Ella arqueaba la espalda, clavando las uñas en la espalda de su amante, rogando por más, por una cogida más intensa y salvaje. Sus ojos vidriosos reflejaban el éxtasis que la invadía, la sensación de ser poseída y dominada por aquel hombre que la hacía sentir viva de una manera que nunca había experimentado.

Entre gemidos y sudor, cambiaron de posición, ahora él tumbado sobre la cama mientras ella se abalanzaba sobre su verga erecta con ansias voraces. La mamada fue feroz, su lengua jugando con la cabeza hinchada de su pija, sus labios devorando cada centímetro con avidez insaciable.

«¡Chupa, puta, chupa esa pija como si te fuera la vida en ello!», ordenó él con voz ronca, sus manos aferrando con fuerza los cabellos de la mujer que lo complacía con entusiasmo. Los ruidos de succión y los gemidos de placer se entremezclaban en un concierto de lascivia que elevaba la temperatura de la habitación a niveles insospechados.

Después de un rato de mamadas salvajes y culeadas intensas, él la puso a cuatro patas, dispuesto a llevarla al límite del placer extremo. Sin preámbulos ni suavidades, la penetró por el culo de un solo golpe, inundándola con la pija endurecida que reclamaba su derecho a poseerla en cada rincón de su ser.

Ella gritó de dolor y placer, las lágrimas mezclándose con el sudor que empapaba su rostro. Cada embestida era un torrente de sensaciones explosivas, la fricción de sus cuerpos generando una sinfonía de placer que los transportaba a un éxtasis incontrolable.

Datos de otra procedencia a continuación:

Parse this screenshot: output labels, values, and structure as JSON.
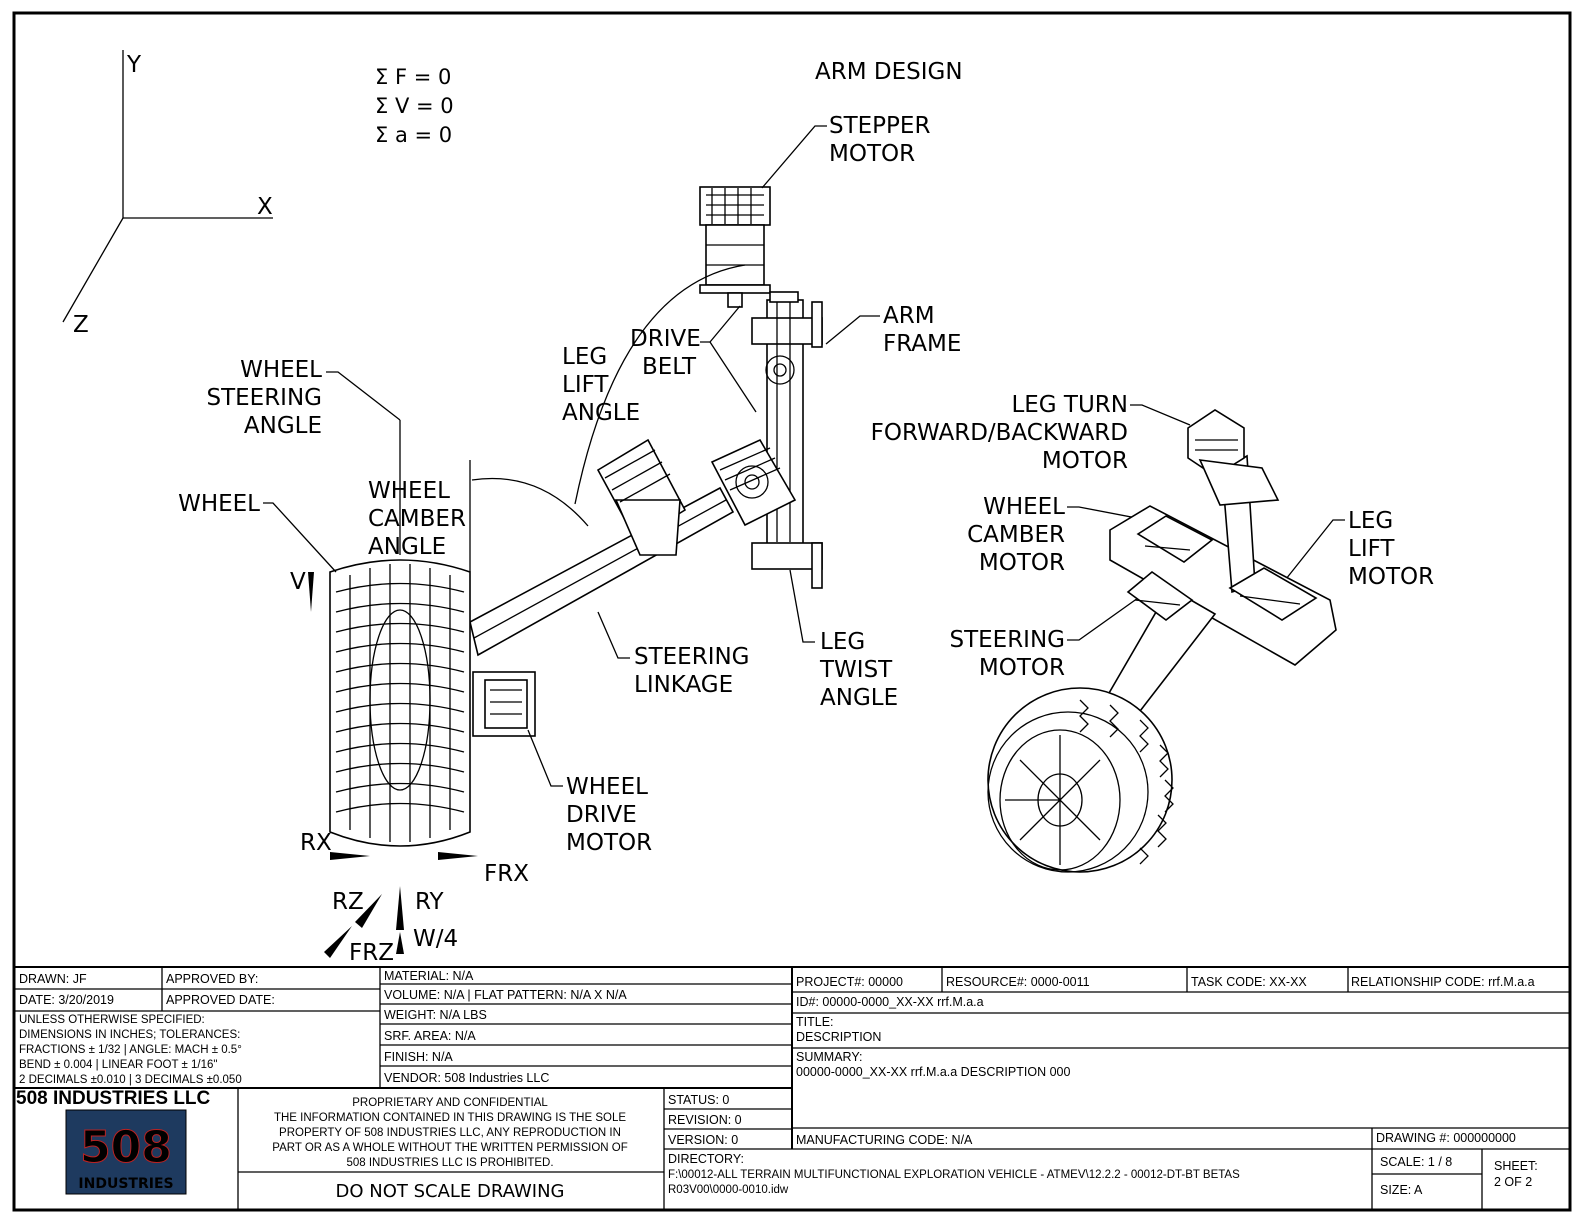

Los jadeos se hicieron más intensos, las venidas más cercanas a medida que el clímax se aproximaba sin freno. Con un último impulso, él se dejó llevar por el torrente de placer, derramando su semen caliente en lo más profundo de su interior, marcándola como suya para siempre.

Exhaustos y saciados, se dejaron caer sobre la cama, sus cuerpos entrelazados en un abrazo posesivo. El olor a sexo impregnaba el aire, mezclado con sus gemidos de gratificación y satisfacción por un encuentro tan intenso como carnal.

Y así, en la penumbra de la habitación, rodeados por la oscuridad que sólo era interrumpida por destellos de lujuria, se fundieron en un baile ardiente y desenfrenado que los dejó sin aliento, marcados por el sabor del sexo más sucio y asquerosamente placentero que habían experimentado jamás.